To further illustrate the significance of exchange listings, BitMEX conducted a study examining how different exchanges impact perpetual swap contracts. The data revealed interesting patterns across various platforms. For example, from the start of 2025 to March 18, OKX saw 70% of its newly listed perpetual swaps reach new all-time highs on their first day. In contrast, Bybit and BitMEX saw around 41% of contracts hit new highs, while Binance exhibited a perfect split of 50%, meaning some contracts reached their all-time highs while others did not.
Lutz emphasized that this data shows how critical it is for traders to carefully select which exchange to leverage when trading perpetual swaps. The platform chosen can significantly impact returns on investment (ROI) and also help avoid the common risks associated with volatile pump-and-dump schemes that often occur in less stable markets.

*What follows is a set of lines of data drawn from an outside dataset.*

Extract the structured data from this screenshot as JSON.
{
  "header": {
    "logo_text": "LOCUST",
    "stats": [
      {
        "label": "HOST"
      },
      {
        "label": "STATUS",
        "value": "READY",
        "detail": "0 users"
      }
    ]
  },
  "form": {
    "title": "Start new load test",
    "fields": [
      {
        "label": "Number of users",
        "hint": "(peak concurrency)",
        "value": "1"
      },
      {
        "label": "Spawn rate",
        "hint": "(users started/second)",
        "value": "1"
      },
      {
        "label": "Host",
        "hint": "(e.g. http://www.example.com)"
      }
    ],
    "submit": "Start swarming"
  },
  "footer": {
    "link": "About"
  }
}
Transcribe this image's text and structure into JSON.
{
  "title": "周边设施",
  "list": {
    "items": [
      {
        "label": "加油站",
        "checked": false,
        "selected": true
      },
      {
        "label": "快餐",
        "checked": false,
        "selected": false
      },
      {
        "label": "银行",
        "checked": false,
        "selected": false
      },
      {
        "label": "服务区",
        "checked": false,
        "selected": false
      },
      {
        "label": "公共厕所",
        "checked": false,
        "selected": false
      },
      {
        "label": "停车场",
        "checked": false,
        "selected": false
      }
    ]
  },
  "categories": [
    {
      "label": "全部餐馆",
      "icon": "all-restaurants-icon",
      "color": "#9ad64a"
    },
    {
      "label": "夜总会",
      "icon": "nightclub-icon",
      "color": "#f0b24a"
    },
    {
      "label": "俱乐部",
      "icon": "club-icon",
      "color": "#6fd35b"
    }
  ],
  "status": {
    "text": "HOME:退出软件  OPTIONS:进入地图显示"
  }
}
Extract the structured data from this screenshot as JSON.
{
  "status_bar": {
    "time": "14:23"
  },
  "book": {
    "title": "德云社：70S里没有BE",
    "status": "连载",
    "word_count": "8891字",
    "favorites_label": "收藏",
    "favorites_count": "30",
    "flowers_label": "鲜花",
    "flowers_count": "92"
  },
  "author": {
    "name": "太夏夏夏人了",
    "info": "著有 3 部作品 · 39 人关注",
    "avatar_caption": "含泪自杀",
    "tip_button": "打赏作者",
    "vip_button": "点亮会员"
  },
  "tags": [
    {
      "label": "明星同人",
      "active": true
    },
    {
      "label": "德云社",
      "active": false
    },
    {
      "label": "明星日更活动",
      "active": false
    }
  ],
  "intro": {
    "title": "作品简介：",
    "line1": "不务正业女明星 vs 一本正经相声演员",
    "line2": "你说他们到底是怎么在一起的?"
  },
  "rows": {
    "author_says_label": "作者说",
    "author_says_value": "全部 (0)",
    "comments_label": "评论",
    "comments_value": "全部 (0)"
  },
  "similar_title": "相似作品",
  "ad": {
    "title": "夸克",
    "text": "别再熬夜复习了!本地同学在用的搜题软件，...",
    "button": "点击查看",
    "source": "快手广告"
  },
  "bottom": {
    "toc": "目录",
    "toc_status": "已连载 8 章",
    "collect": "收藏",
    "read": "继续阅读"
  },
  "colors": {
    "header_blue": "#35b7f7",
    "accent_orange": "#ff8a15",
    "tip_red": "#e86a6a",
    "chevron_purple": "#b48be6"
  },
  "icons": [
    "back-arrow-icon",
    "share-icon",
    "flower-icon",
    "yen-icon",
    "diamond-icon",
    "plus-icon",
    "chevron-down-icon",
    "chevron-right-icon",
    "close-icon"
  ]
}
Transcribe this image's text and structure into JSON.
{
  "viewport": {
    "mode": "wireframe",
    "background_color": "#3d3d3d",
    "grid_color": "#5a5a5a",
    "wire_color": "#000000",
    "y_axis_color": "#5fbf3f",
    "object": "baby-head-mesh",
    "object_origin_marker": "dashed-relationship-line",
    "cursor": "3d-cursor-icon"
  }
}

"For traders in particular, having a careful selection process of which exchange to leverage when trading perps can have a big impact on ROI and help avoid the commonly seen pump and dump scheme," Lutz added.
Conclusion
As the crypto market matures, perpetual swap contracts are playing an increasingly important role in determining altcoin value. By understanding how these contracts operate and how exchanges influence their movements, traders can gain a deeper understanding of market sentiment and make more informed decisions.
For those looking to navigate the world of crypto derivatives, paying attention to the nuances of perpetual swap contracts and the exchanges that list them could provide a significant edge—helping avoid common pitfalls and potentially unlocking new opportunities for profit.